A California court ruled that FinWise Bank, not OppFi, was the true lender in their partnership, rejecting state regulators' attempt to apply a 36% interest-rate cap to the FinTech's loans.
A California court handed bank-FinTech partnerships one of their most significant legal victories May 19, ruling that FinWise Bank — not OppFi — was the true lender in the lending program challenged by state regulators, allowing the program to continue operating without being subject to California's 36% rate cap under the Fair Access to Credit Act.
"FinWise is not merely a dummy lender and its relationship with OppFi is not a mere sham," Los Angeles County Superior Court Judge Gary D. Roberts wrote in the statement of decision. The court found that FinWise controlled underwriting and loan approvals, funded loans with its own capital, retained title to the loans, maintained compliance oversight and bore meaningful risk of loss.
The California Department of Financial Protection and Innovation had sought more than $100 million in penalties, arguing that OppFi functioned as the true lender because it performed key lending activities and captured 95% to 98% of receivables through post-origination acquisitions. The state characterized the arrangement as a "rent-a-bank" structure designed to evade the rate-cap law. Roberts rejected that argument, relying on longstanding California precedent that "a contract, not usurious in its inception, does not become usurious by subsequent events."

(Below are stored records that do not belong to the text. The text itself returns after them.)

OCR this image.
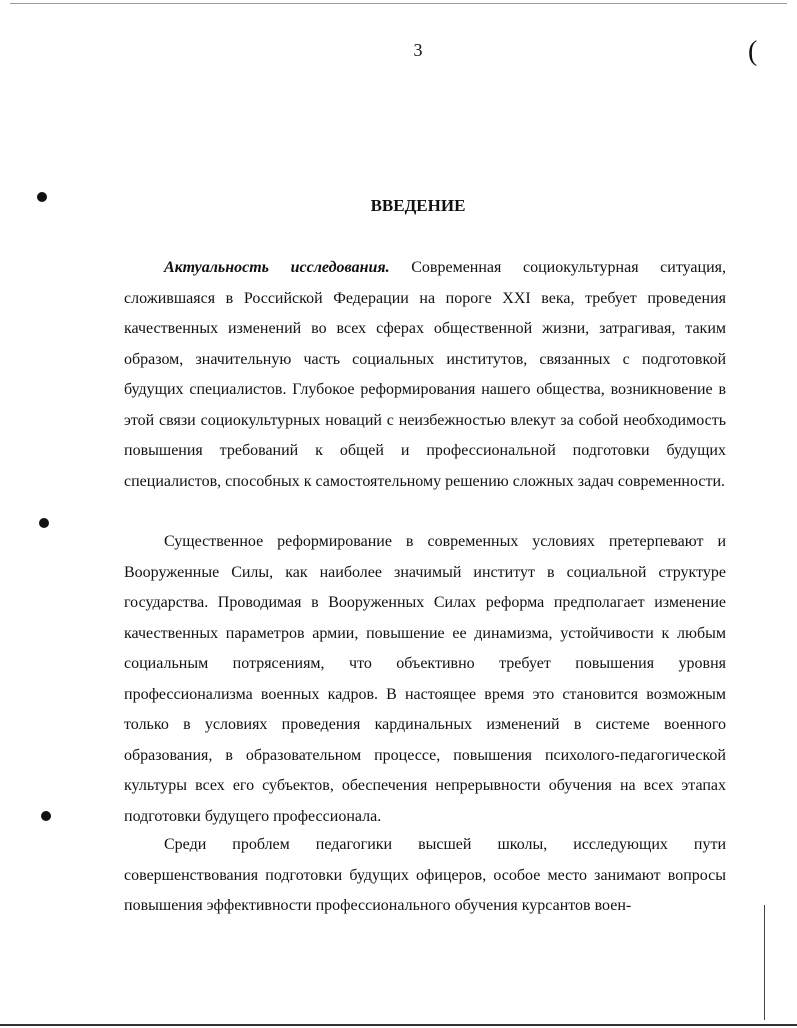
(
3
ВВЕДЕНИЕ

Актуальность исследования. Современная социокультурная ситуация, сложившаяся в Российской Федерации на пороге XXI века, требует проведения качественных изменений во всех сферах общественной жизни, затрагивая, таким образом, значительную часть социальных институтов, связанных с подготовкой будущих специалистов. Глубокое реформирования нашего общества, возникновение в этой связи социокультурных новаций с неизбежностью влекут за собой необходимость повышения требований к общей и профессиональной подготовки будущих специалистов, способных к самостоятельному решению сложных задач современности.

Существенное реформирование в современных условиях претерпевают и Вооруженные Силы, как наиболее значимый институт в социальной структуре государства. Проводимая в Вооруженных Силах реформа предполагает изменение качественных параметров армии, повышение ее динамизма, устойчивости к любым социальным потрясениям, что объективно требует повышения уровня профессионализма военных кадров. В настоящее время это становится возможным только в условиях проведения кардинальных изменений в системе военного образования, в образовательном процессе, повышения психолого-педагогической культуры всех его субъектов, обеспечения непрерывности обучения на всех этапах подготовки будущего профессионала.

Среди проблем педагогики высшей школы, исследующих пути совершенствования подготовки будущих офицеров, особое место занимают вопросы повышения эффективности профессионального обучения курсантов воен-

The ruling leaves unresolved the broader economic-substance theory that consumer advocates and some academics have advanced. Critics including George Washington University law professor emeritus Arthur Wilmarth have argued that courts should focus on economic ownership rather than lending formalities — a position that, if adopted on appeal, could require significant changes to partnership structures across the sector. The DFPI has not yet announced whether it will appeal.
What the court decided — and what it didn't
Rather than adopting the predominant-economic-interest test that has become the focal point of regulatory challenges to bank-partnership lending, Roberts focused on whether FinWise was a "mere dummy" lender. He concluded it was not, pointing to FinWise's control over underwriting, its use of its own capital to fund loans, its retention of title, its compliance oversight and its exposure to credit risk.
Notably absent from the ruling was a detailed analysis of the economic-interest theory. Fredrick Levin, a partner at Orrick and counsel for OppFi, said the decision "calls into question the legal tenability of the predominant economic interest test as a permissible factor in true lender analysis."
The last major California true-lender case to reach a similar conclusion was California v. CashCall Inc. in 2015, where a federal court found that a tribal lending entity was the true lender — a decision that was later reversed on appeal, underscoring the uncertainty that persists in this area of law.
Why the industry isn't celebrating too loudly
Weeks before securing the legal victory, OppFi agreed to acquire BNCCORP and BNC National Bank for about $130 million — a move that signals even the company that just won a landmark true-lender case sees owning a bank charter as a more durable strategy than relying on partnership structures alone.
If the DFPI appeals, three scenarios are possible: an appellate court could affirm on narrow grounds, strengthening the immediate outcome while leaving broader questions unresolved; affirm on broader grounds by addressing the predominant-economic-interest theory directly; or reverse, determining that economic ownership deserves greater weight — an outcome that would have implications well beyond OppFi, particularly for programs where FinTechs acquire most receivables shortly after origination.
For banks, the decision reinforces the importance of demonstrating meaningful involvement in lending programs rather than serving as passive charter providers. For FinTech lenders, it removes one source of uncertainty while leaving another intact. And for state regulators, it may shift focus toward economic-interest arguments rather than operational-control arguments in future cases.
This article is for informational purposes only and does not constitute investment advice.